A differenza di altre grosse carceri in altre città italiane, qui non ci sono state rivolte. La direttrice è convinta che aver sostenuto materialmente e soprattutto psicologicamente i detenuti, nel periodo di massima difficoltà, abbia dato i suoi frutti. «A Pasqua abbiamo consegnato a tutti, ai detenuti ma anche alle guardie e al personale di servizio, una colomba: una piccola cosa, ma era un simbolo per dire la nostra vicinanza».
 
Il lato più duro del dolore
Ritorna spesso, nelle parole della direttrice, l’idea di andare incontro agli ultimi, di “esserci” per loro. Lei lo ha fatto, anche nei giorni più duri della pandemia. Quelli in cui, a distanza di otto giorni, ha perso prima il papà e poi la mamma, a causa del Covid. Nonostante il dolore, non si è quasi fermata. 

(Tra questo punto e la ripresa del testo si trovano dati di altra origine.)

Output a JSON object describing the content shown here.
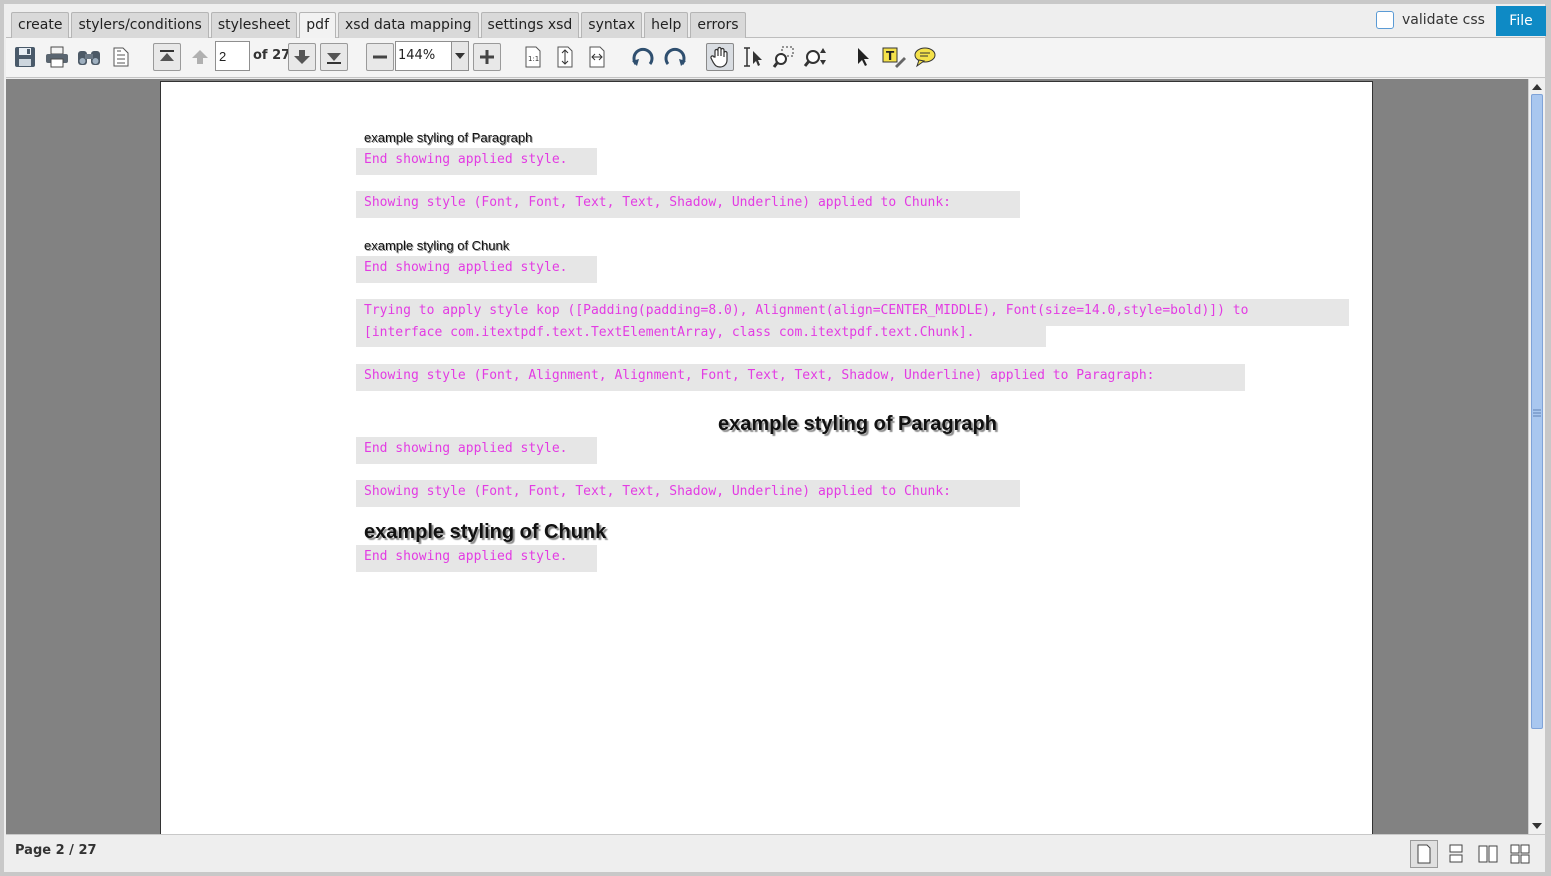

«Mi sono molto stupita della mia reazione: a parte i due giorni in cui ho seppellito i miei genitori, sono sempre stata presente in Caritas – racconta –. La gente aveva il mio numero, chi aveva bisogno chiamava e scriveva, io ho continuato ad andare nei territori e nelle comunità: rispondere e sapere di essere di aiuto agli altri, di stare accanto a loro, mi ha permesso di rinascere dal lutto e di affrontare anche il lato più duro del dolore, quello di non essere potuta stare accanto ai miei negli ultimi giorni di sofferenza. Questo è stato l’aspetto più brutto della pandemia: ci ha tolto la dimensione umana dello stare accanto».
Forse anche questa riflessione ha pesato nella definizione dei progetti per la “fase 3”, per ciò che resterà di quel che è nato durante l’emergenza. «Vorrei che la dimensione che abbiamo sperimentato, di non aspettare che chi ha bisogno venga da noi, ma che siamo noi ad andare verso le persone, continui e cresca. È la “Chiesa in uscita” di cui parla papa Francesco. Nel centro di ascolto persone vengono a noi, mentre qui siamo a noi ad andare dalle persone, a casa loro, ed è lì che mostrano realmente chi sono, si fanno conoscere, si generano legami più forti – racconta ancora Silvia Canuti –. Ci sono famiglie del campo rom che mi mandano messaggini, mi comunicano le loro novità, la nascita di una bambina... Anche in carcere, continueremo ad andare da chi ha bisogno; anche quando potranno tornare anche i familiari, noi continueremo ad esserci».
L’“andare verso gli ultimi” si è sperimentato molto anche con il nuovo servizio alimentare del magazzino. Che la direttrice vorrebbe trasformare ora in una sorta di palestra educativa per chi presta servizio: gli operatori che al momento ci stanno lavorando dovranno tornare ai loro servizi abituali, e lei vorrebbe che a riempire i posti vacanti arrivassero giovani, i volontari del servizio civile, o le persone destinate ai lavori di pubblica utilità (ad esempio, chi ha una condanna per guida in stato di ebbrezza): «Credo sia una grande esperienza formativa entrare a confronto con situazioni di disagio sociale ed economico e mettersi al loro servizio. A casa loro».